HARARE, ZIMBABWE —
Police in Zimbabwe have arrested 15 young people for demonstrating against President Robert Mugabe.
Five of the protesters, arrested Wednesday, were charged Friday in Harare Magistrate Court with resisting arrest and robbing two people who had passed by Africa Unity Square. Bail was set at $1,000 each.
The protesters' attorney, Obey Shava of Zimbabwe Lawyers for Human Rights, said the charges were trumped up to intimidate them.
“I know that most of them are not able to raise $50 as bail," Shava said. "So effectively they have been denied bail.
"The charges are very weak. These are manufactured charges against my clients. I am sure you heard that I have raised a complaint that there was an attempted abduction against my client by law enforcement agents. It is not a surprise that they are now charged with robbery and theft. We are not surprised at all.”
Ten more activists at Africa Unity Square were arrested Friday.
Outside the court, other youths sang and vowed to continue demonstrating. They said they were fed up with Mugabe, who has ruled Zimbabwe since independence 36 years ago.
They named their movement the “16 Days Occupation,” as they planned to camp for 16 days and nights at Africa Unity Square, which overlooks Zimbabwe’s Parliament. The arrests began on the ninth day.
In all, about 200 people have camped out in the square. Most of them remained there Friday.

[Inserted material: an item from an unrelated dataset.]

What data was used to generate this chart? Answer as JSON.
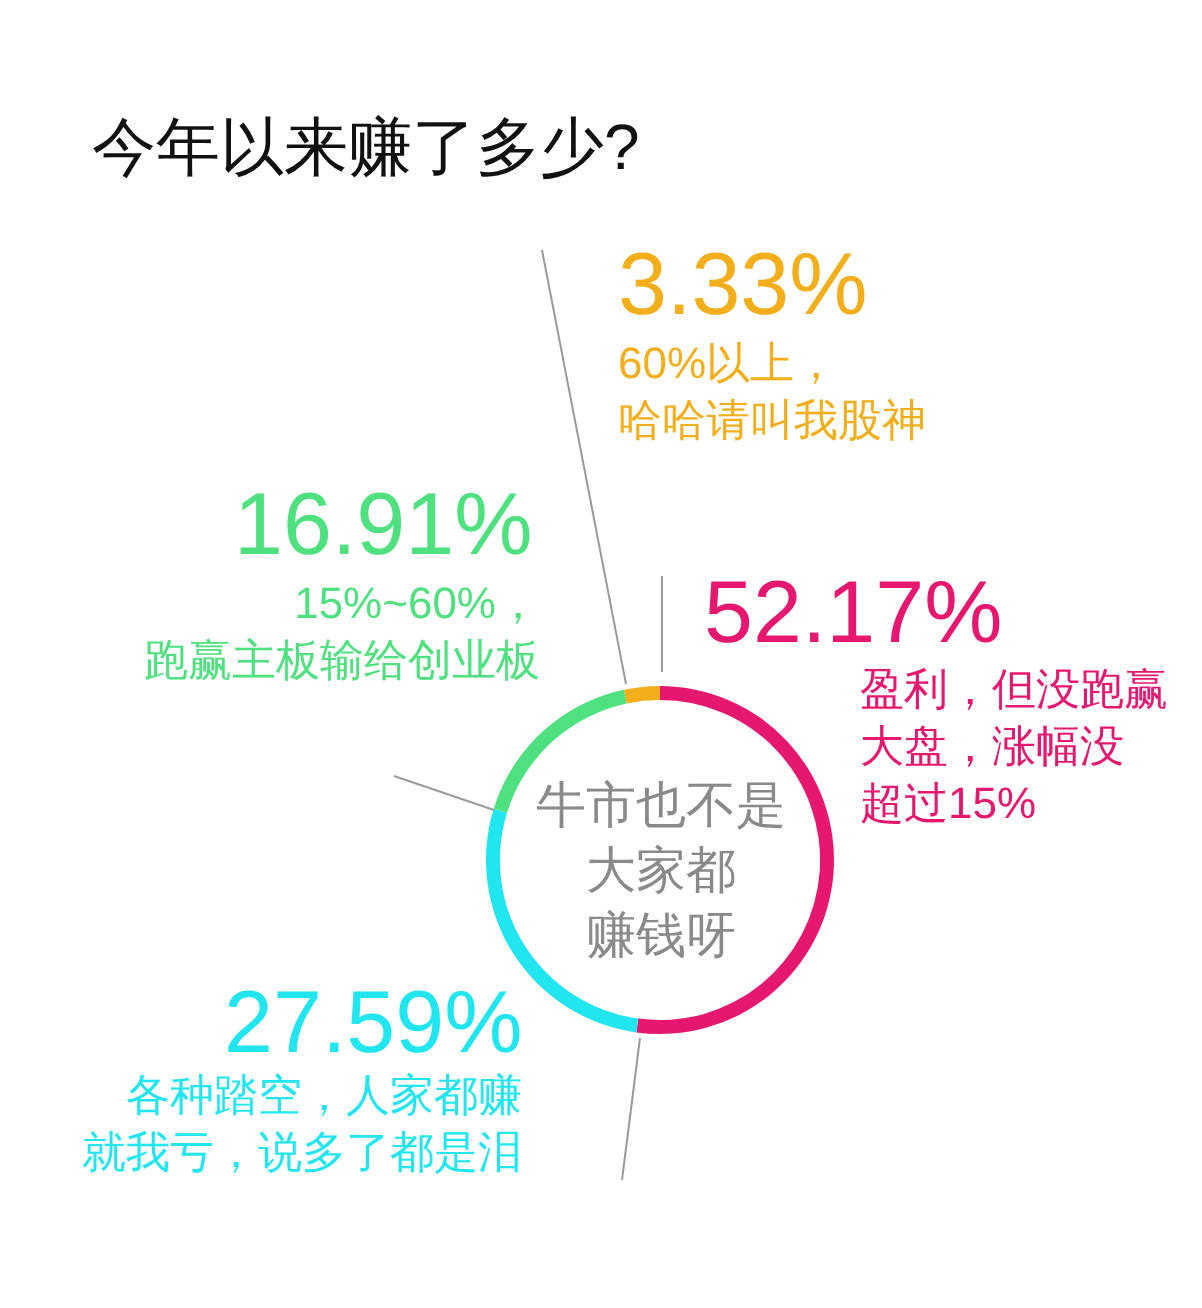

FILE - Sheffra Dzamara, wife of activist Itai Dzamara, holds her daughter and speaks to The Associated Press in Harare, March 8, 2016. Dzamara was pleading for the return of her activist husband, abducted by suspected state security agents.

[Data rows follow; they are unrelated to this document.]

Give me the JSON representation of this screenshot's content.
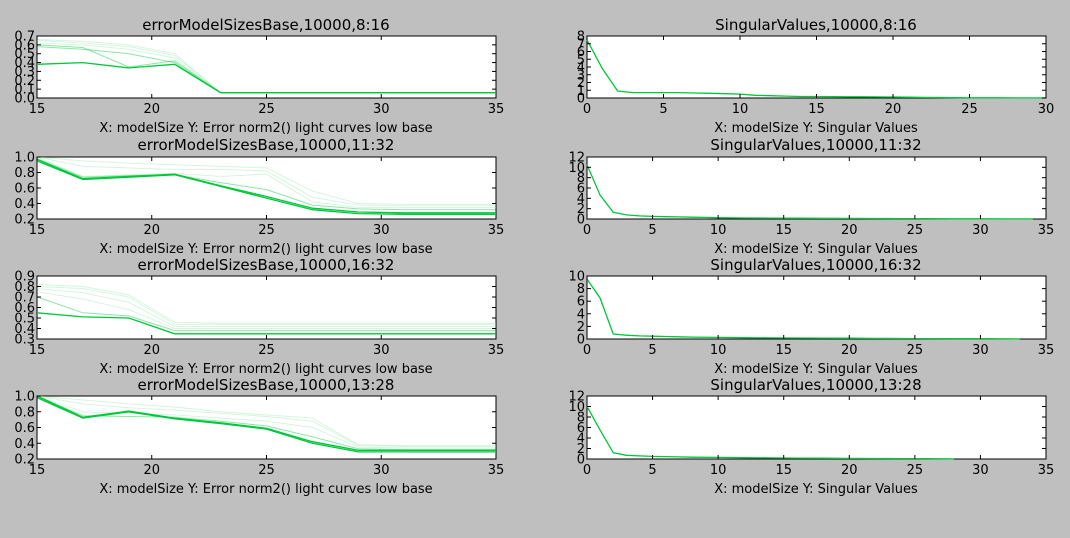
{
  "figure": {
    "background": "#bfbfbf",
    "colors": {
      "primary": "#00c83a",
      "light": "#9be6b0"
    }
  },
  "chart_data": [
    {
      "type": "line",
      "title": "errorModelSizesBase,10000,8:16",
      "xlabel": "X: modelSize Y: Error norm2() light curves low base",
      "xlim": [
        15,
        35
      ],
      "ylim": [
        0,
        0.7
      ],
      "xticks": [
        "15",
        "20",
        "25",
        "30",
        "35"
      ],
      "yticks": [
        "0.0",
        "0.1",
        "0.2",
        "0.3",
        "0.4",
        "0.5",
        "0.6",
        "0.7"
      ],
      "x": [
        15,
        17,
        19,
        21,
        23,
        25,
        27,
        29,
        31,
        33,
        35
      ],
      "series": [
        {
          "values": [
            0.38,
            0.4,
            0.34,
            0.38,
            0.06,
            0.06,
            0.06,
            0.06,
            0.06,
            0.06,
            0.06
          ],
          "style": "dark"
        },
        {
          "values": [
            0.58,
            0.55,
            0.5,
            0.4,
            0.06,
            0.06,
            0.06,
            0.06,
            0.06,
            0.06,
            0.06
          ],
          "style": "mid"
        },
        {
          "values": [
            0.6,
            0.57,
            0.35,
            0.42,
            0.06,
            0.06,
            0.06,
            0.06,
            0.06,
            0.06,
            0.06
          ],
          "style": "mid"
        },
        {
          "values": [
            0.62,
            0.6,
            0.55,
            0.45,
            0.06,
            0.06,
            0.06,
            0.06,
            0.06,
            0.06,
            0.06
          ],
          "style": "light"
        },
        {
          "values": [
            0.65,
            0.62,
            0.58,
            0.48,
            0.06,
            0.06,
            0.06,
            0.06,
            0.06,
            0.06,
            0.06
          ],
          "style": "light"
        },
        {
          "values": [
            0.66,
            0.64,
            0.6,
            0.5,
            0.06,
            0.06,
            0.06,
            0.06,
            0.06,
            0.06,
            0.06
          ],
          "style": "light"
        }
      ]
    },
    {
      "type": "line",
      "title": "SingularValues,10000,8:16",
      "xlabel": "X: modelSize Y: Singular Values",
      "xlim": [
        0,
        30
      ],
      "ylim": [
        0,
        8
      ],
      "xticks": [
        "0",
        "5",
        "10",
        "15",
        "20",
        "25",
        "30"
      ],
      "yticks": [
        "0",
        "1",
        "2",
        "3",
        "4",
        "5",
        "6",
        "7",
        "8"
      ],
      "x": [
        0,
        1,
        2,
        3,
        4,
        5,
        6,
        7,
        8,
        9,
        10,
        11,
        12,
        13,
        14,
        15,
        16,
        17,
        18,
        19,
        20,
        21,
        22,
        23,
        24,
        25,
        26,
        27,
        28,
        29,
        30
      ],
      "series": [
        {
          "values": [
            7.5,
            3.8,
            0.9,
            0.7,
            0.7,
            0.7,
            0.7,
            0.65,
            0.6,
            0.55,
            0.5,
            0.35,
            0.3,
            0.25,
            0.2,
            0.2,
            0.18,
            0.16,
            0.15,
            0.14,
            0.13,
            0.1,
            0.08,
            0.06,
            0.04,
            0.03,
            0.02,
            0.02,
            0.01,
            0.01,
            0.01
          ],
          "style": "dark"
        }
      ]
    },
    {
      "type": "line",
      "title": "errorModelSizesBase,10000,11:32",
      "xlabel": "X: modelSize Y: Error norm2() light curves low base",
      "xlim": [
        15,
        35
      ],
      "ylim": [
        0.2,
        1.0
      ],
      "xticks": [
        "15",
        "20",
        "25",
        "30",
        "35"
      ],
      "yticks": [
        "0.2",
        "0.4",
        "0.6",
        "0.8",
        "1.0"
      ],
      "x": [
        15,
        17,
        19,
        21,
        23,
        25,
        27,
        29,
        31,
        33,
        35
      ],
      "series": [
        {
          "values": [
            0.95,
            0.71,
            0.74,
            0.77,
            0.62,
            0.47,
            0.32,
            0.27,
            0.26,
            0.26,
            0.26
          ],
          "style": "dark"
        },
        {
          "values": [
            0.97,
            0.72,
            0.75,
            0.78,
            0.63,
            0.49,
            0.34,
            0.29,
            0.28,
            0.28,
            0.28
          ],
          "style": "dark"
        },
        {
          "values": [
            0.98,
            0.74,
            0.76,
            0.77,
            0.67,
            0.58,
            0.38,
            0.33,
            0.32,
            0.32,
            0.32
          ],
          "style": "mid"
        },
        {
          "values": [
            1.0,
            0.75,
            0.77,
            0.79,
            0.75,
            0.78,
            0.42,
            0.35,
            0.35,
            0.35,
            0.35
          ],
          "style": "light"
        },
        {
          "values": [
            1.02,
            0.88,
            0.86,
            0.84,
            0.84,
            0.82,
            0.48,
            0.38,
            0.37,
            0.37,
            0.37
          ],
          "style": "light"
        },
        {
          "values": [
            1.02,
            0.95,
            0.92,
            0.9,
            0.88,
            0.86,
            0.56,
            0.4,
            0.39,
            0.39,
            0.39
          ],
          "style": "light"
        }
      ]
    },
    {
      "type": "line",
      "title": "SingularValues,10000,11:32",
      "xlabel": "X: modelSize Y: Singular Values",
      "xlim": [
        0,
        35
      ],
      "ylim": [
        0,
        12
      ],
      "xticks": [
        "0",
        "5",
        "10",
        "15",
        "20",
        "25",
        "30",
        "35"
      ],
      "yticks": [
        "0",
        "2",
        "4",
        "6",
        "8",
        "10",
        "12"
      ],
      "x": [
        0,
        1,
        2,
        3,
        4,
        5,
        6,
        7,
        8,
        9,
        10,
        12,
        14,
        16,
        18,
        20,
        22,
        24,
        26,
        28,
        30,
        32,
        34
      ],
      "series": [
        {
          "values": [
            10.5,
            4.6,
            1.3,
            0.8,
            0.6,
            0.5,
            0.45,
            0.4,
            0.35,
            0.3,
            0.25,
            0.2,
            0.18,
            0.16,
            0.14,
            0.12,
            0.1,
            0.08,
            0.06,
            0.04,
            0.03,
            0.02,
            0.01
          ],
          "style": "dark"
        }
      ]
    },
    {
      "type": "line",
      "title": "errorModelSizesBase,10000,16:32",
      "xlabel": "X: modelSize Y: Error norm2() light curves low base",
      "xlim": [
        15,
        35
      ],
      "ylim": [
        0.3,
        0.9
      ],
      "xticks": [
        "15",
        "20",
        "25",
        "30",
        "35"
      ],
      "yticks": [
        "0.3",
        "0.4",
        "0.5",
        "0.6",
        "0.7",
        "0.8",
        "0.9"
      ],
      "x": [
        15,
        17,
        19,
        21,
        23,
        25,
        27,
        29,
        31,
        33,
        35
      ],
      "series": [
        {
          "values": [
            0.55,
            0.51,
            0.5,
            0.35,
            0.35,
            0.35,
            0.35,
            0.35,
            0.35,
            0.35,
            0.35
          ],
          "style": "dark"
        },
        {
          "values": [
            0.7,
            0.55,
            0.52,
            0.38,
            0.38,
            0.38,
            0.38,
            0.38,
            0.38,
            0.38,
            0.38
          ],
          "style": "mid"
        },
        {
          "values": [
            0.75,
            0.68,
            0.58,
            0.4,
            0.4,
            0.4,
            0.4,
            0.4,
            0.4,
            0.4,
            0.4
          ],
          "style": "light"
        },
        {
          "values": [
            0.78,
            0.74,
            0.65,
            0.42,
            0.42,
            0.42,
            0.42,
            0.42,
            0.42,
            0.42,
            0.42
          ],
          "style": "light"
        },
        {
          "values": [
            0.8,
            0.78,
            0.7,
            0.44,
            0.44,
            0.44,
            0.44,
            0.44,
            0.44,
            0.44,
            0.44
          ],
          "style": "light"
        },
        {
          "values": [
            0.82,
            0.8,
            0.72,
            0.46,
            0.45,
            0.45,
            0.45,
            0.45,
            0.45,
            0.45,
            0.45
          ],
          "style": "light"
        }
      ]
    },
    {
      "type": "line",
      "title": "SingularValues,10000,16:32",
      "xlabel": "X: modelSize Y: Singular Values",
      "xlim": [
        0,
        35
      ],
      "ylim": [
        0,
        10
      ],
      "xticks": [
        "0",
        "5",
        "10",
        "15",
        "20",
        "25",
        "30",
        "35"
      ],
      "yticks": [
        "0",
        "2",
        "4",
        "6",
        "8",
        "10"
      ],
      "x": [
        0,
        1,
        2,
        3,
        4,
        5,
        6,
        7,
        8,
        10,
        12,
        14,
        16,
        18,
        20,
        22,
        24,
        26,
        28,
        30,
        33
      ],
      "series": [
        {
          "values": [
            9.5,
            6.5,
            0.8,
            0.6,
            0.5,
            0.45,
            0.4,
            0.35,
            0.3,
            0.25,
            0.2,
            0.18,
            0.16,
            0.14,
            0.12,
            0.1,
            0.08,
            0.06,
            0.05,
            0.04,
            0.02
          ],
          "style": "dark"
        }
      ]
    },
    {
      "type": "line",
      "title": "errorModelSizesBase,10000,13:28",
      "xlabel": "X: modelSize Y: Error norm2() light curves low base",
      "xlim": [
        15,
        35
      ],
      "ylim": [
        0.2,
        1.0
      ],
      "xticks": [
        "15",
        "20",
        "25",
        "30",
        "35"
      ],
      "yticks": [
        "0.2",
        "0.4",
        "0.6",
        "0.8",
        "1.0"
      ],
      "x": [
        15,
        17,
        19,
        21,
        23,
        25,
        27,
        29,
        31,
        33,
        35
      ],
      "series": [
        {
          "values": [
            0.98,
            0.72,
            0.8,
            0.71,
            0.65,
            0.58,
            0.4,
            0.29,
            0.29,
            0.29,
            0.29
          ],
          "style": "dark"
        },
        {
          "values": [
            1.0,
            0.73,
            0.81,
            0.72,
            0.66,
            0.59,
            0.42,
            0.31,
            0.31,
            0.31,
            0.31
          ],
          "style": "dark"
        },
        {
          "values": [
            1.02,
            0.75,
            0.74,
            0.73,
            0.68,
            0.62,
            0.48,
            0.33,
            0.32,
            0.32,
            0.32
          ],
          "style": "mid"
        },
        {
          "values": [
            1.02,
            0.8,
            0.78,
            0.76,
            0.72,
            0.68,
            0.6,
            0.35,
            0.34,
            0.34,
            0.34
          ],
          "style": "light"
        },
        {
          "values": [
            1.03,
            0.9,
            0.85,
            0.82,
            0.78,
            0.74,
            0.68,
            0.37,
            0.36,
            0.36,
            0.36
          ],
          "style": "light"
        },
        {
          "values": [
            1.03,
            0.95,
            0.9,
            0.86,
            0.8,
            0.76,
            0.72,
            0.38,
            0.37,
            0.37,
            0.37
          ],
          "style": "light"
        }
      ]
    },
    {
      "type": "line",
      "title": "SingularValues,10000,13:28",
      "xlabel": "X: modelSize Y: Singular Values",
      "xlim": [
        0,
        35
      ],
      "ylim": [
        0,
        12
      ],
      "xticks": [
        "0",
        "5",
        "10",
        "15",
        "20",
        "25",
        "30",
        "35"
      ],
      "yticks": [
        "0",
        "2",
        "4",
        "6",
        "8",
        "10",
        "12"
      ],
      "x": [
        0,
        1,
        2,
        3,
        4,
        5,
        6,
        7,
        8,
        10,
        12,
        14,
        16,
        18,
        20,
        22,
        24,
        26,
        28
      ],
      "series": [
        {
          "values": [
            10.0,
            5.5,
            1.2,
            0.7,
            0.6,
            0.5,
            0.45,
            0.4,
            0.35,
            0.3,
            0.25,
            0.2,
            0.18,
            0.15,
            0.12,
            0.1,
            0.07,
            0.05,
            0.02
          ],
          "style": "dark"
        }
      ]
    }
  ]
}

The movement is just the latest sign of mounting opposition to Mugabe, 92. Earlier this week, a group of church leaders issued a statement saying the country needed “transformation” to get out of its long-running economic problems.
One of those charged Friday was the brother of Itai Dzamara, an anti-Mugabe activist who has not been seen since March 2015. Rights groups said he was abducted by men believed to be state security agents.